Il réside surtout dans quelle mesure ces engagements ont favorisé l’écoute et la prise en compte des opinions et des réactions de la société civile et de l’opposition, promu la liberté de la presse et approfondi la démocratie.
Par conséquent, il ne sert à rien de dresser un inventaire des réalisations, l’important est plutôt de comprendre l’esprit qui les sous-tend et d’en saisir leur sens. Nous chercherons ainsi à répondre aux questions soulevées par l’action du gouvernement, en examinant son processus décisionnel et en démontant sa mécanique.
L’approche constitue en quelque sorte un pied de nez à l’establishment politique qui, pour leurrer l’opinion, nourrit la supercherie d’une soi-disant adhésion au programme du président et d’une approbation de son bilan, alors qu’en réalité l’opposition est muselée en subissant une violence inouïe de l’Etat.
Nous nous efforcerons alors d’analyser de manière impartiale l’approche méthodique du pouvoir. La compréhension du processus décisionnel est d’un intérêt certain, mais elle pourrait éventuellement manquer de profondeur en raison des restrictions du paysage médiatique, qui représente la seule source d’information, ainsi que le manque de verve et de fécondité rhétorique d’un pouvoir souffrant d’un déficit chronique en éloquence.

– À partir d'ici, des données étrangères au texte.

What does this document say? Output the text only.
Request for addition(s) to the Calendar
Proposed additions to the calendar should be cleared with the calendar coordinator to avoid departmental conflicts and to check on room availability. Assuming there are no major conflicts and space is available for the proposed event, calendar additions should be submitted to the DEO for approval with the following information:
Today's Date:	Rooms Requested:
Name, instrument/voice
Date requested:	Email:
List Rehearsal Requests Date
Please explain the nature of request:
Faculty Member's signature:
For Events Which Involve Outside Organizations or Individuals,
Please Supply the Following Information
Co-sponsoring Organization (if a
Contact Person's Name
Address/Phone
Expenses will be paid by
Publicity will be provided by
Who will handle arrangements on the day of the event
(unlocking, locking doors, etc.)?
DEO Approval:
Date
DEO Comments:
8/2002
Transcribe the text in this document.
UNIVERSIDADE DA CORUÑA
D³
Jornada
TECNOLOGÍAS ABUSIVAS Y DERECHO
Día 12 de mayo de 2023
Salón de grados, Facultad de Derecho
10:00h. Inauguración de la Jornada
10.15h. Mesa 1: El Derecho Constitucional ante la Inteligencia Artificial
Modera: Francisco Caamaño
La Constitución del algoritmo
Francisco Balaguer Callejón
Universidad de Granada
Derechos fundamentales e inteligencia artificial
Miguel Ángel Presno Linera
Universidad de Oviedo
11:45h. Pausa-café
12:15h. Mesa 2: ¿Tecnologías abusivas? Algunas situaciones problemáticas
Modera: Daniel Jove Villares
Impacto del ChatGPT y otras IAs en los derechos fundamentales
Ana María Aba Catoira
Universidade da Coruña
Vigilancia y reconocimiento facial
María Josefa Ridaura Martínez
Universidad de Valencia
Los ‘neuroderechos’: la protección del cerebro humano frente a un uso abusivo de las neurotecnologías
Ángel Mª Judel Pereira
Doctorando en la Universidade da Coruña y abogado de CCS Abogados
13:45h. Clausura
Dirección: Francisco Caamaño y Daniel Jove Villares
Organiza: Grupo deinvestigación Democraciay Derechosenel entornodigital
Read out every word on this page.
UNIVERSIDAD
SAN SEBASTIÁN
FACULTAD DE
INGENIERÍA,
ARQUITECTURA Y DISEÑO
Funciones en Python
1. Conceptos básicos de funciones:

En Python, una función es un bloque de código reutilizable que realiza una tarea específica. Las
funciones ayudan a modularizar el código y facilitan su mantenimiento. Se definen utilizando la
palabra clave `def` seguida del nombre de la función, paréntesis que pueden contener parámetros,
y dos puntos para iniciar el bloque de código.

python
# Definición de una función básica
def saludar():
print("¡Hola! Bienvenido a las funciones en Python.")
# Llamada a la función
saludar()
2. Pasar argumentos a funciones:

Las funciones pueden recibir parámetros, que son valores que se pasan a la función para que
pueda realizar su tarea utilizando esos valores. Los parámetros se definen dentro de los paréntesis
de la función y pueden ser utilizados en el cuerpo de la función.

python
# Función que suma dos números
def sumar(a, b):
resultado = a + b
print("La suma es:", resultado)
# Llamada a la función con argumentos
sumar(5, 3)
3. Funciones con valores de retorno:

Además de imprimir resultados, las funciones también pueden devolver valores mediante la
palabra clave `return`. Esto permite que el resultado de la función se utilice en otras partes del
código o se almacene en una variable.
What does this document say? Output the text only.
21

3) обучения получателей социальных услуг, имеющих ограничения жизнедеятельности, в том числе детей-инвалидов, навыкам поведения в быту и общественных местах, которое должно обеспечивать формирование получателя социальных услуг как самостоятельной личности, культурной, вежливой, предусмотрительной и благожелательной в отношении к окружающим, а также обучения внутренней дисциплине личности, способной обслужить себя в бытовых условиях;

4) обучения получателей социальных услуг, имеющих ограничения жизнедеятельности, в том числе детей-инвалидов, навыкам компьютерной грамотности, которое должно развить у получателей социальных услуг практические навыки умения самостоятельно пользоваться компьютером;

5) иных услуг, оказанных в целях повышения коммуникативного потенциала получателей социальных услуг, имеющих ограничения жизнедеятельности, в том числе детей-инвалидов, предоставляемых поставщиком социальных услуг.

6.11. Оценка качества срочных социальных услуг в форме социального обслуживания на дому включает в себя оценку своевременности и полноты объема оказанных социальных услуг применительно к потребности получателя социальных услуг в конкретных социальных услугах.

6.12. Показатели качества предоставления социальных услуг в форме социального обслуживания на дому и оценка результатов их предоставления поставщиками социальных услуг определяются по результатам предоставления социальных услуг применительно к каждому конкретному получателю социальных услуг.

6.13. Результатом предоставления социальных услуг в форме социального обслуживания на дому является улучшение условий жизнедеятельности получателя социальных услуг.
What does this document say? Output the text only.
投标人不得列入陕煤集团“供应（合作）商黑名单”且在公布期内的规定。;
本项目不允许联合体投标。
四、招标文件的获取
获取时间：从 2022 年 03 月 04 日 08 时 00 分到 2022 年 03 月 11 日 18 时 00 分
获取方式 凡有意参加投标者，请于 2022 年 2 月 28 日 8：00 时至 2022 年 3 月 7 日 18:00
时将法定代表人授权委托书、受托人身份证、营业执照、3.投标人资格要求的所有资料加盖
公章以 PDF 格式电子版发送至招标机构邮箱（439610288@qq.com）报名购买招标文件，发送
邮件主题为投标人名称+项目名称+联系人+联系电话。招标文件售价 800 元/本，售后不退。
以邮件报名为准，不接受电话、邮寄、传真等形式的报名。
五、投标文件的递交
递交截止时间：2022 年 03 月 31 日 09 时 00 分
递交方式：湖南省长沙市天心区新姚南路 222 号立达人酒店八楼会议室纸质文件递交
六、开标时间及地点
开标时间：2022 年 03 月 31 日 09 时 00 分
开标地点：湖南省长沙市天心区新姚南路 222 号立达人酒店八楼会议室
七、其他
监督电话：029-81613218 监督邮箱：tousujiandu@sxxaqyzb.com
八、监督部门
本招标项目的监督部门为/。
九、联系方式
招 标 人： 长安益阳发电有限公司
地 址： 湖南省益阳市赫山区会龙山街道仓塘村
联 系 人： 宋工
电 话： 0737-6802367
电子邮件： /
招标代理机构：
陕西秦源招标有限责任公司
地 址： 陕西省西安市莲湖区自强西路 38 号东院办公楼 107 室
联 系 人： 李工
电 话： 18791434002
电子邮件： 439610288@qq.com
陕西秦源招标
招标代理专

L’action d’un gouvernement englobe une multitude de domaines. Idéalement, elle est le reflet de politiques émanant d’une analyse rigoureuse de la situation, d’une vision globale et d’une évaluation précise des besoins. Elle doit traduire la mise en œuvre d’un projet intégré et cohérent. Au moyen d’une législation pertinente, elle doit encadrer les divers aspects de la vie en société, tels que la santé publique, l’éducation, la protection sociale, le droit du travail, la protection de l’environnement et bien d’autres domaines.
Dans le cas des régimes démocratiques où les gouvernants sont responsables devant le peuple souverain, ces politiques visent à promouvoir le bien-être et la sécurité des citoyens, tout en facilitant le bon fonctionnement de l’économie et de la société dans son ensemble.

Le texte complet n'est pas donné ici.